OMG! It's $73.00. I read your post and thought maybe this would work for me so I looked it up but DAMN that's expensive.   I wonder why the high price, anyone know?


----------



## kimmy (Aug 13, 2007)

Quote:

   Originally Posted by *shadowaddict* 

 
_OMG! It's $73.00. I read your post and thought maybe this would work for me so I looked it up but DAMN that's expensive.   I wonder why the high price, anyone know?_

 
omgz...i wonder if they'd give us samples hahahahaha.


----------



## xsnowwhite (Aug 15, 2007)

oooh i agree w/ the bare escentuals mineral veil! It totally reduces my pores! I have large pores on my nose and a little on my cheeks and you cant tell at all after mineral veil!


----------



## helllosunshinne (Aug 26, 2007)

i've heard that using epsom salt with a little water and rubbing it all over your face helps.


----------



## flowerhead (Aug 27, 2007)

You have such pretty eyes I didn't notice your skin!
I've heard you inherit large pores, and there isn't much you can do about it apart from shrink them temporarily shrink them with skincare, I've heard great things about Cliniques skin minimizing range.
Also, if you can get your hands on Lush, definately get the Cupcake facemask. I used to get spots and some enlarged pores around my nose, this completely killed them off and leaves your skin really matte and clean and clears out dirt so well. (I sound like I'm selling this but it's really good stuff!)


----------



## Staceypie0616 (Aug 30, 2007)

Have you tried pore minimizer by Dermadoctor? I heard great things about it at the last dermatology convention.

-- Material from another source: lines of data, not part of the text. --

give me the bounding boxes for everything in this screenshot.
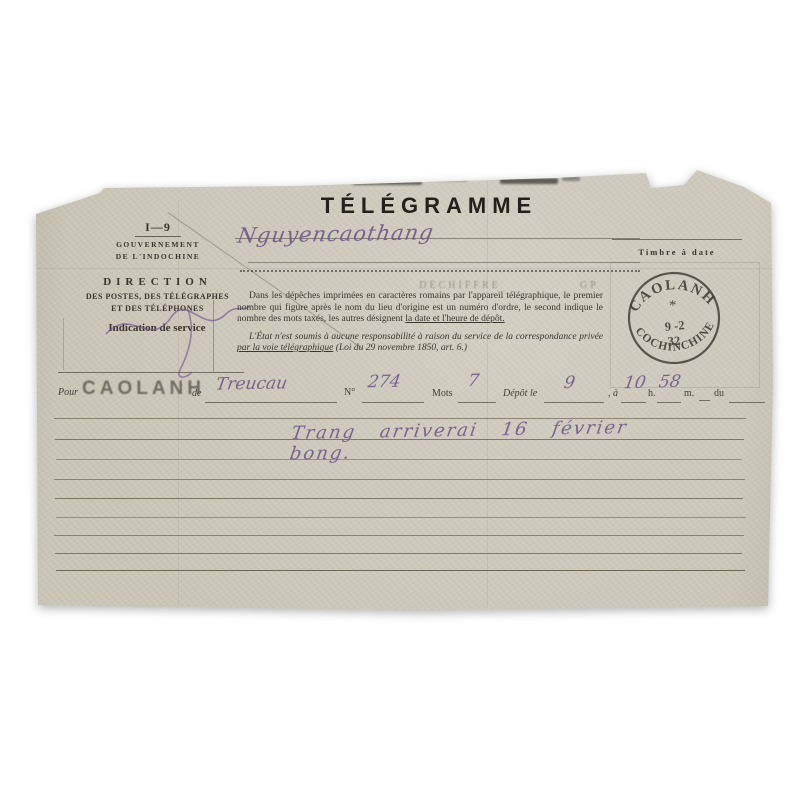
service-box-left-border — [63, 318, 64, 370]
ruled-line — [55, 498, 743, 499]
notice-p2-underlined: par la voie télégraphique — [237, 343, 333, 353]
postmark-day-month: 9 -2 — [664, 318, 685, 334]
depot-day-handwritten: 9 — [562, 373, 576, 393]
h-label: h. — [648, 388, 656, 399]
mots-field-rule — [458, 402, 496, 403]
notice-p2-text: L'État n'est soumis à aucune responsabil… — [249, 332, 603, 342]
scan-canvas: TÉLÉGRAMME I—9 GOUVERNEMENT DE L'INDOCHI… — [0, 0, 800, 800]
ruled-line — [55, 553, 742, 554]
direction-line1: DIRECTION — [70, 276, 245, 288]
postmark-stamp: CAOLANH COCHINCHINE * 9 -2 32 — [609, 253, 739, 383]
de-label: de — [192, 388, 201, 399]
ruled-line — [56, 517, 746, 518]
torn-edge-smudge — [562, 176, 580, 181]
recipient-name-handwritten: Nguyencaothang — [236, 220, 436, 247]
m-label: m. — [684, 388, 694, 399]
ruled-line — [54, 479, 745, 480]
m-trailing-rule — [699, 400, 710, 401]
timbre-rule — [612, 239, 742, 240]
hour-field-rule — [621, 402, 646, 403]
government-line1: GOUVERNEMENT — [78, 240, 238, 249]
ruled-line — [54, 535, 744, 536]
dotted-route-line — [240, 270, 640, 272]
hour-handwritten: 10 — [622, 373, 647, 393]
depot-label: Dépôt le — [503, 388, 537, 399]
telegram-paper-wrap: TÉLÉGRAMME I—9 GOUVERNEMENT DE L'INDOCHI… — [0, 0, 800, 800]
form-number: I—9 — [135, 220, 181, 237]
du-field-rule — [729, 402, 765, 403]
ruled-line — [56, 459, 742, 460]
ruled-line — [56, 570, 745, 571]
ruled-line — [54, 418, 746, 419]
notice-paragraph-2: L'État n'est soumis à aucune responsabil… — [237, 332, 603, 355]
notice-p1-underlined: la date et l'heure de dépôt. — [405, 314, 504, 324]
origin-handwritten: Treucau — [214, 373, 288, 394]
telegram-paper: TÉLÉGRAMME I—9 GOUVERNEMENT DE L'INDOCHI… — [0, 0, 800, 800]
du-label: du — [714, 388, 724, 399]
fold-crease-center — [487, 180, 489, 608]
recipient-rule-bottom — [248, 262, 640, 263]
faint-overprint-center: DECHIFFRE — [360, 280, 560, 291]
depot-field-rule — [544, 402, 604, 403]
postmark-year: 32 — [667, 334, 681, 349]
pour-label: Pour — [58, 387, 78, 398]
numero-field-rule — [362, 402, 424, 403]
numero-label: N° — [344, 387, 355, 398]
notice-p2-citation: (Loi du 29 novembre 1850, art. 6.) — [333, 343, 467, 353]
form-title: TÉLÉGRAMME — [298, 193, 560, 219]
minute-field-rule — [657, 402, 681, 403]
printed-notice: Dans les dépêches imprimées en caractère… — [237, 291, 603, 361]
postmark-star: * — [669, 298, 678, 315]
numero-handwritten: 274 — [366, 372, 402, 393]
government-line2: DE L'INDOCHINE — [78, 252, 238, 261]
a-label: , à — [608, 388, 618, 399]
notice-paragraph-1: Dans les dépêches imprimées en caractère… — [237, 291, 603, 326]
torn-edge-smudge — [500, 178, 558, 184]
faint-overprint-right: GP — [580, 280, 599, 291]
torn-edge-smudge — [230, 176, 348, 185]
minute-handwritten: 58 — [657, 372, 682, 392]
message-line2-handwritten: bong. — [288, 442, 353, 464]
torn-edge-smudge — [352, 179, 422, 185]
origin-field-rule — [205, 402, 337, 403]
mots-label: Mots — [432, 388, 453, 399]
destination-stamp: CAOLANH — [82, 378, 205, 400]
torn-edge-smudge — [428, 176, 468, 181]
mots-handwritten: 7 — [466, 371, 480, 391]
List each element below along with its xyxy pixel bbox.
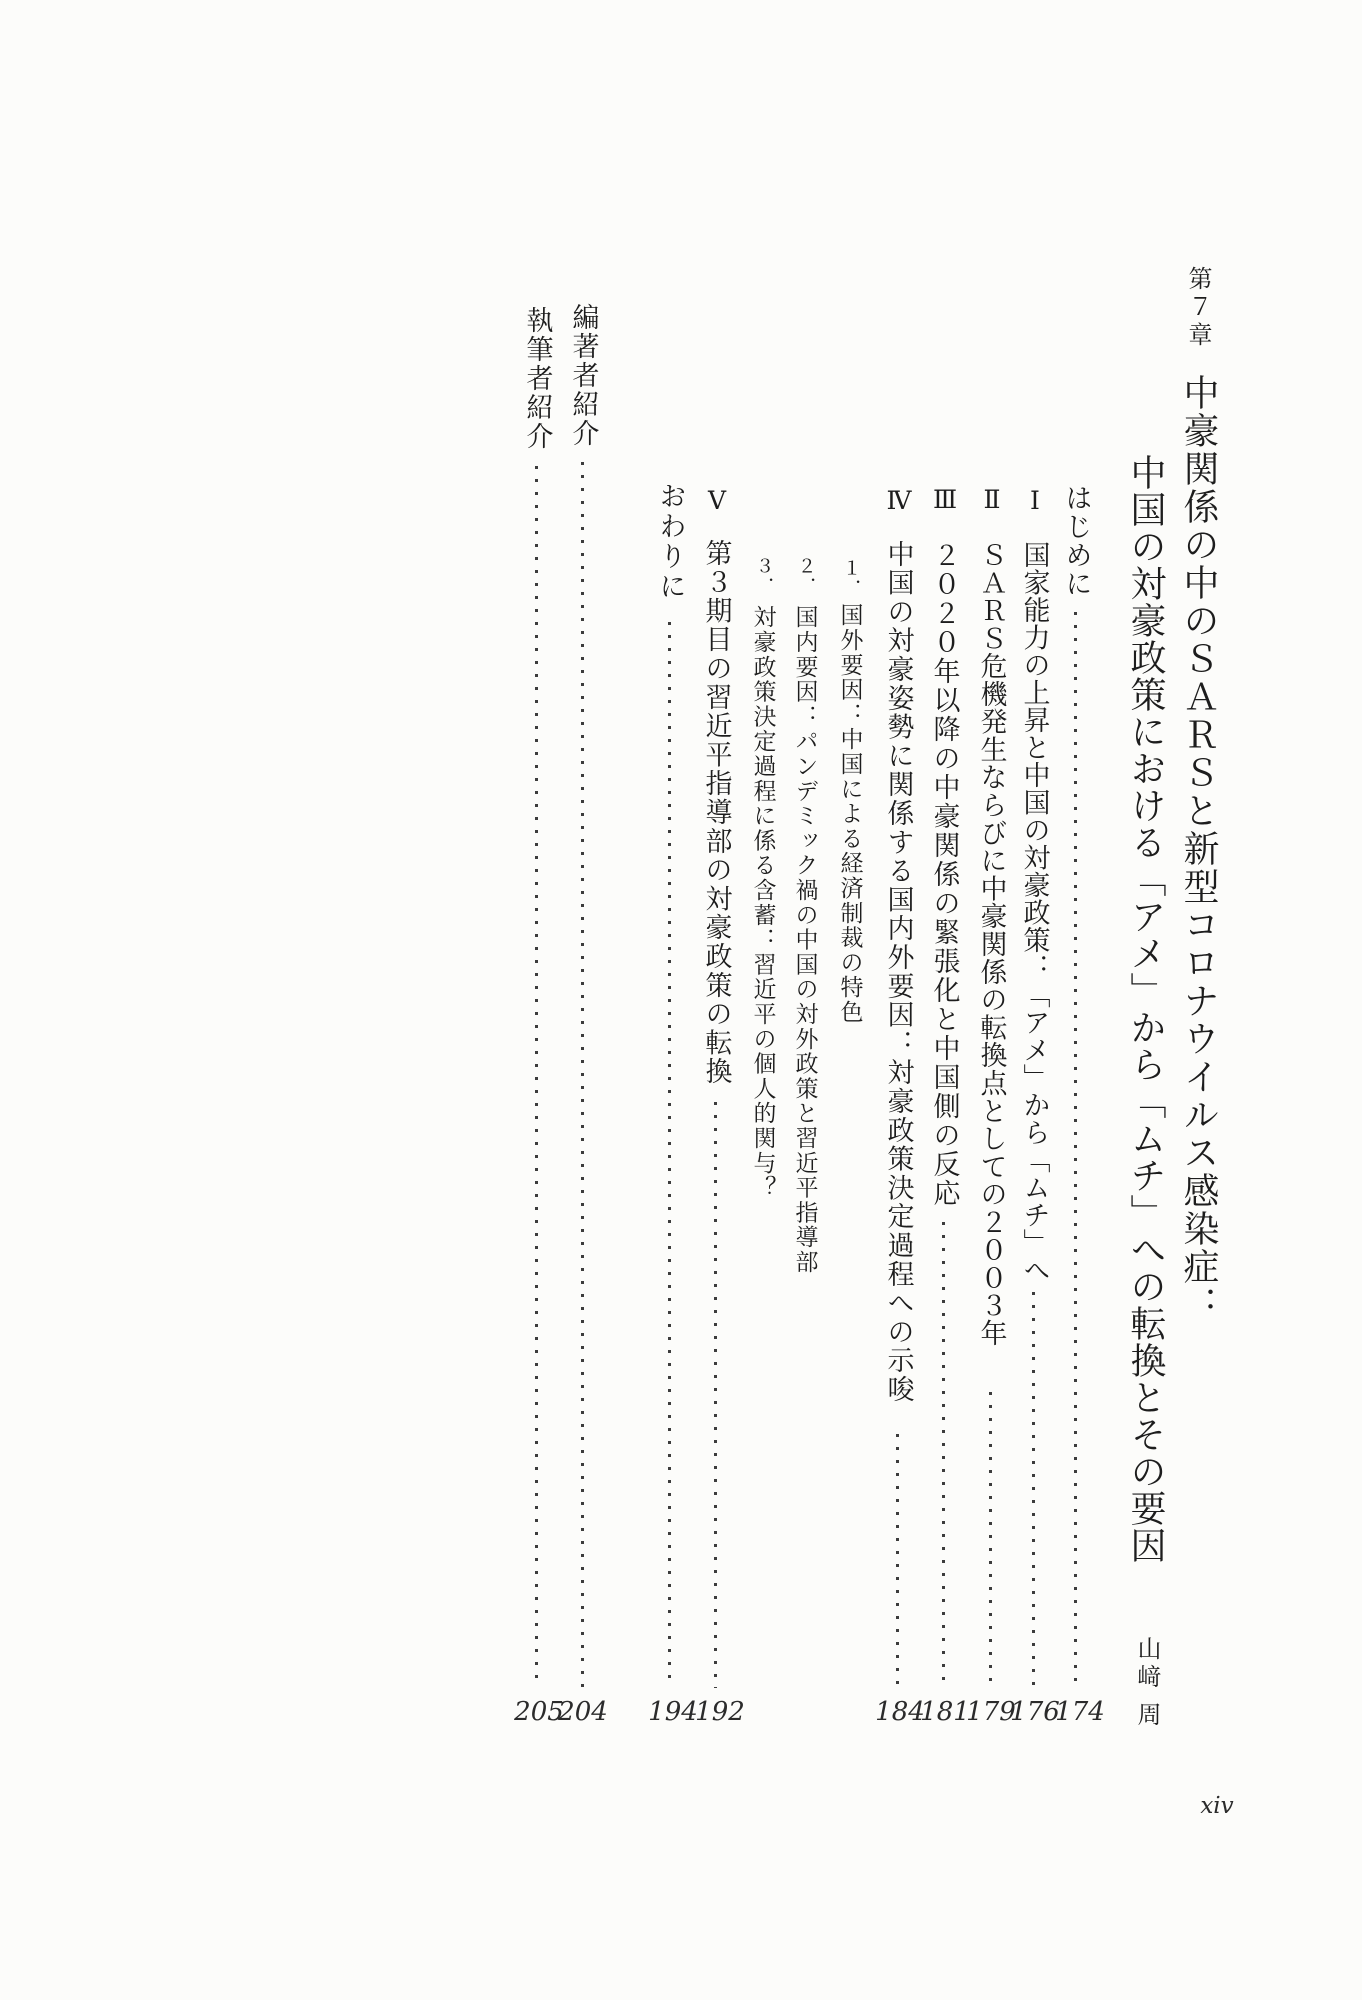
toc-section-5-title: 第３期目の習近平指導部の対豪政策の転換 (703, 539, 730, 1086)
toc-subsection-3-title: 対豪政策決定過程に係る含蓄：習近平の個人的関与？ (752, 605, 775, 1200)
dot-leader-contributors-intro (535, 466, 538, 1688)
toc-subsection-2-number: ２． (796, 556, 815, 598)
dot-leader-section-5 (714, 1102, 717, 1688)
page-number-intro: 174 (1055, 1697, 1105, 1727)
toc-entry-contributors-intro: 執筆者紹介 (524, 306, 551, 451)
chapter-title-line-2: 中国の対豪政策における「アメ」から「ムチ」への転換とその要因 (1128, 454, 1164, 1564)
toc-entry-intro: はじめに (1063, 484, 1090, 598)
toc-section-1-title: 国家能力の上昇と中国の対豪政策：「アメ」から「ムチ」へ (1021, 541, 1048, 1284)
page-number-outro: 194 (648, 1697, 698, 1727)
folio-page-number: xiv (1200, 1793, 1233, 1819)
toc-section-5-numeral: Ⅴ (704, 486, 729, 515)
toc-section-2-numeral: Ⅱ (979, 485, 1004, 514)
dot-leader-outro (668, 622, 671, 1688)
toc-subsection-2-title: 国内要因：パンデミック禍の中国の対外政策と習近平指導部 (794, 605, 817, 1275)
toc-section-1-numeral: Ⅰ (1022, 486, 1047, 515)
toc-subsection-1-number: １． (841, 558, 860, 600)
toc-page: 第７章 中豪関係の中のＳＡＲＳと新型コロナウイルス感染症： 中国の対豪政策におけ… (0, 0, 1362, 2000)
toc-section-4-title: 中国の対豪姿勢に関係する国内外要因：対豪政策決定過程への示唆 (885, 540, 912, 1404)
page-number-editors-intro: 204 (558, 1697, 608, 1727)
dot-leader-section-4 (896, 1434, 899, 1688)
toc-subsection-1-title: 国外要因：中国による経済制裁の特色 (839, 603, 862, 1025)
toc-entry-editors-intro: 編著者紹介 (570, 303, 597, 448)
toc-entry-outro: おわりに (657, 482, 684, 602)
page-number-section-1: 176 (1010, 1697, 1060, 1727)
dot-leader-intro (1074, 612, 1077, 1688)
dot-leader-editors-intro (581, 462, 584, 1688)
toc-section-3-title: ２０２０年以降の中豪関係の緊張化と中国側の反応 (931, 541, 958, 1208)
toc-section-2-title: ＳＡＲＳ危機発生ならびに中豪関係の転換点としての２００３年 (978, 541, 1005, 1347)
page-number-section-5: 192 (695, 1697, 745, 1727)
toc-section-3-numeral: Ⅲ (932, 485, 957, 514)
dot-leader-section-2 (989, 1392, 992, 1688)
page-number-section-2: 179 (966, 1697, 1016, 1727)
toc-subsection-3-number: ３． (754, 556, 773, 598)
chapter-author: 山﨑 周 (1134, 1636, 1158, 1730)
toc-section-4-numeral: Ⅳ (886, 486, 911, 515)
dot-leader-section-3 (942, 1222, 945, 1688)
page-number-section-3: 181 (920, 1697, 970, 1727)
dot-leader-section-1 (1032, 1292, 1035, 1688)
page-number-contributors-intro: 205 (514, 1697, 564, 1727)
chapter-number-label: 第７章 (1185, 266, 1209, 350)
chapter-title-line-1: 中豪関係の中のＳＡＲＳと新型コロナウイルス感染症： (1181, 374, 1217, 1324)
page-number-section-4: 184 (875, 1697, 925, 1727)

BTW, you eyes are gorgeous!


----------



## Staceypie0616 (Aug 30, 2007)

http://www.dermadoctor.com/product.a...d=852&AID=5210

Good info on there too re
	

	
	
		
		

		
		
	


	




ores!


----------



## Catwoman316 (Sep 7, 2007)

Quote:

   Originally Posted by *smith130* 

 
_I have read that estee lauder has a new idealist pore minimizing serum that works great._

 
Yep, that's true. I use it myself every day under my moisturiser and it's great. It gives your skin a silky texture and makes it so smooth.


----------



## MsCocoa (Sep 17, 2007)

I agree that you need to focus on keeping the pores clean and they'll shrink, I don't use this anymore but Queen Helene Mint Julep Mask shrinks pores incredibly, my skin got immune to it after awhile though.


----------



## glam8babe (Sep 17, 2007)

ur skin looks great! clinique do some good pore minimizer products


----------



## BeautyPsycho (Sep 17, 2007)

Origins reflection perfection mattifying face makeup. Really!


----------



## versace (Oct 8, 2007)

there is a way...i use clarins instant smooth and its oil free it minimizes imperfections like wrinkles and pores..i heard that clinique pore minimizwr is good,i think it works similar like clarins one


----------